GET /ping for lightweight liveness checks
GET /health/cluster for per-client connectivity and latency data

Observability Endpoints

GET /metrics for Prometheus scrape output
GET /router/registry for live route registry
client stats and drilldown routes under /admin/clients/*

Trace and log sinks

When tracing file sinks are enabled, Athena splits log output by severity:

non-ERROR events into success.log
ERROR events into error.log

Gateway requests also emit structured athena_rs::gateway_trace events. These events are designed for fast incident triage and include request identity, operation/table, status/outcome, duration, backend/cache hints, trace IDs, and row counters in one line.
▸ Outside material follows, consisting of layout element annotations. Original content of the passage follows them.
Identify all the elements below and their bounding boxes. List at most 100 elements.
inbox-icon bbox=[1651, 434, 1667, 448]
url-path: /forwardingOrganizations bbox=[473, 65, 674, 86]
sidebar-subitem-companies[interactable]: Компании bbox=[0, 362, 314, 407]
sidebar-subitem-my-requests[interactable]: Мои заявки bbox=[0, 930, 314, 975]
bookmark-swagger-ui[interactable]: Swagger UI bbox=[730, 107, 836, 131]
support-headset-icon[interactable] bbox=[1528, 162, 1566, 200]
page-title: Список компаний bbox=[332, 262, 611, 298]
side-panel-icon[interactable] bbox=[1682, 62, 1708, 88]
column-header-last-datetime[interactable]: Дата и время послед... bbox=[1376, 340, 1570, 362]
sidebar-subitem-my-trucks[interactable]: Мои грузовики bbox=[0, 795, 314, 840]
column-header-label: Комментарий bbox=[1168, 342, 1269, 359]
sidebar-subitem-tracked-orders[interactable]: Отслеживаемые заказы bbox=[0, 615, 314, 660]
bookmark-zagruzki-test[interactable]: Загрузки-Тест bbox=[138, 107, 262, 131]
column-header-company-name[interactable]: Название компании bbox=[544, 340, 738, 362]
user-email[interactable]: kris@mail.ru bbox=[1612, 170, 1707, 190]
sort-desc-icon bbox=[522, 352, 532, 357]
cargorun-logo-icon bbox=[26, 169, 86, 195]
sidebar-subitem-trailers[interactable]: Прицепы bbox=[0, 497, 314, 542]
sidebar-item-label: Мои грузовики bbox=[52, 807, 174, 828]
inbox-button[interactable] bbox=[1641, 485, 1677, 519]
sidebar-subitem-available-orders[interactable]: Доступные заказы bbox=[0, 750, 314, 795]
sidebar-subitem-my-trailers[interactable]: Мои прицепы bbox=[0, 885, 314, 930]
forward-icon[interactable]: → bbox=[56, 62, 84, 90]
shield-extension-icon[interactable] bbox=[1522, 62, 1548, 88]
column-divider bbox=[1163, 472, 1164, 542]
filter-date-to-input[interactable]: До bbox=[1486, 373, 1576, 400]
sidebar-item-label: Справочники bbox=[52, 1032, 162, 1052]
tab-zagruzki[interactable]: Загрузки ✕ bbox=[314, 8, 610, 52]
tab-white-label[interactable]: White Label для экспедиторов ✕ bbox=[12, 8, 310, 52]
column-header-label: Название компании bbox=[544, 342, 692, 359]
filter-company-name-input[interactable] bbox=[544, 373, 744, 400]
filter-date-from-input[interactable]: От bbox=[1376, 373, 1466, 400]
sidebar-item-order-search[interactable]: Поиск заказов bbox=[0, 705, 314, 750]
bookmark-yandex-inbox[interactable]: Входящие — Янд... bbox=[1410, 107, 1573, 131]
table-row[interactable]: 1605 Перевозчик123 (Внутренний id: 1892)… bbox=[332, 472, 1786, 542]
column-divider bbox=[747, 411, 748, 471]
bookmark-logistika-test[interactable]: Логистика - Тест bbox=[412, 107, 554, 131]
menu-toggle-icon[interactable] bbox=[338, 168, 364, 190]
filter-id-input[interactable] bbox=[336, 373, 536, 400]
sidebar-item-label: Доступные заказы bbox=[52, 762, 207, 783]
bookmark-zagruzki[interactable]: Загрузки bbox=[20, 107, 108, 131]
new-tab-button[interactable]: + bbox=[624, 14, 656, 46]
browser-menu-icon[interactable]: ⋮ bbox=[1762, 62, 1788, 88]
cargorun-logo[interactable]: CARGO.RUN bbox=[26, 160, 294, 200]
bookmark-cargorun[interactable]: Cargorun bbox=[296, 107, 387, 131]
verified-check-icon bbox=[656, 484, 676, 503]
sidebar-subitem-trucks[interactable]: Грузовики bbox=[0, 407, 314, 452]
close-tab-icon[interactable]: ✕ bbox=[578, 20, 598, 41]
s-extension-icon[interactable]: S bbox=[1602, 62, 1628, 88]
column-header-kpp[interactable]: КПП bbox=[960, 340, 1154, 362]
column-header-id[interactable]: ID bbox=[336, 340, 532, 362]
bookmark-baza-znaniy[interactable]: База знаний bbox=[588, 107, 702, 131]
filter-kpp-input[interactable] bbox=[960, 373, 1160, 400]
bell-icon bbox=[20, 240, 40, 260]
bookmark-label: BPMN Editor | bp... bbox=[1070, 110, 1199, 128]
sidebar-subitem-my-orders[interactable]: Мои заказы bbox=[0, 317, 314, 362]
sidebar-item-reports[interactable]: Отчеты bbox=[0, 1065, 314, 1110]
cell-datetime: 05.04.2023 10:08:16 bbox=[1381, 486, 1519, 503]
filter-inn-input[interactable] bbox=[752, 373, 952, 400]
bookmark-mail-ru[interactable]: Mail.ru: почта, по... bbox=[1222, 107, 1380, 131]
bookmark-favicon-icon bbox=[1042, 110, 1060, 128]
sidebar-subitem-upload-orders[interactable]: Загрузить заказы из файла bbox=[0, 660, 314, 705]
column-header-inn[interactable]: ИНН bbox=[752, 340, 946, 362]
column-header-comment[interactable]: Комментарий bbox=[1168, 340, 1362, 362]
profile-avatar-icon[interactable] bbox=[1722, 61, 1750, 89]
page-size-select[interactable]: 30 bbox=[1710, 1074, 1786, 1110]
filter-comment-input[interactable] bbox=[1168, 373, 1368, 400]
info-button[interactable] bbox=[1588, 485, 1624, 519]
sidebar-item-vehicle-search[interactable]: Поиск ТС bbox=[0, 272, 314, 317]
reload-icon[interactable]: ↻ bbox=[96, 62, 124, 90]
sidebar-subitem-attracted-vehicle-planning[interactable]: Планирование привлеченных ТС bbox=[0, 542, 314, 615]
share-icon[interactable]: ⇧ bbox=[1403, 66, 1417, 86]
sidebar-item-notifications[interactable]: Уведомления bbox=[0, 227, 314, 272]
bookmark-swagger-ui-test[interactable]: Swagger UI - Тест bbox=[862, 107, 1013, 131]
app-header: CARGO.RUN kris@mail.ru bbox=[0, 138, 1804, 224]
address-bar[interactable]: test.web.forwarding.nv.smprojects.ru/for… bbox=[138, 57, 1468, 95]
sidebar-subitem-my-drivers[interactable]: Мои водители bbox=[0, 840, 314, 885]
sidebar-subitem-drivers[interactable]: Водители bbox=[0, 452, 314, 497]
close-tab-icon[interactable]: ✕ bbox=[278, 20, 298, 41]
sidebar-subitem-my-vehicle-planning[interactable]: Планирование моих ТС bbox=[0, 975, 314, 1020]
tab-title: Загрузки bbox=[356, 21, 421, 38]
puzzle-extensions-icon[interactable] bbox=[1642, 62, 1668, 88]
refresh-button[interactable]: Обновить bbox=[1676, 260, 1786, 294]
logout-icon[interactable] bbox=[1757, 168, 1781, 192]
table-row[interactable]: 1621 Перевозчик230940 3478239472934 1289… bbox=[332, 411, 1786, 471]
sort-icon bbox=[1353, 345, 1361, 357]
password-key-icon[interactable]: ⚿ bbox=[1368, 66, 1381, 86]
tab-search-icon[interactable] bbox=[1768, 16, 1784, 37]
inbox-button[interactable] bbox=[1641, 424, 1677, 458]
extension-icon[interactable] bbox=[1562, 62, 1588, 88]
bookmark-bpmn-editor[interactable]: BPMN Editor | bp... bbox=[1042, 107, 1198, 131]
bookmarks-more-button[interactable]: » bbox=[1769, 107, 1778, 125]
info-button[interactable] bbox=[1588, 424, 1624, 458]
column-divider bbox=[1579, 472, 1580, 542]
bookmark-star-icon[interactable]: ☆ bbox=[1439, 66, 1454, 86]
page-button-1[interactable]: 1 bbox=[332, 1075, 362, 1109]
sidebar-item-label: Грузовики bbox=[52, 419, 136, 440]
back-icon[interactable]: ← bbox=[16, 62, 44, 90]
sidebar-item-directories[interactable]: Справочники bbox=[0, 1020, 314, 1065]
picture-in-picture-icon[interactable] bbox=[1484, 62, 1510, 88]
Recommended Operational Checks

Verify logging and auth clients are configured.
Confirm route contract availability (/openapi.yaml, /openapi-wss.yaml).
Track queue depth and job statuses for deferred/backup workflows.
Inspect query optimization and vacuum health routes periodically.

Environment Baselines

Ensure ATHENA_CONFIG_PATH is explicit in production deployments.
Confirm Postgres tools are available (pg_dump, pg_restore).
Configure Redis and S3-compatible settings where required.

Failure Strategy

Use deferred queue for transient gateway pressure.
Use backup restore APIs for controlled recovery.
Keep audit/logging client healthy for governance visibility.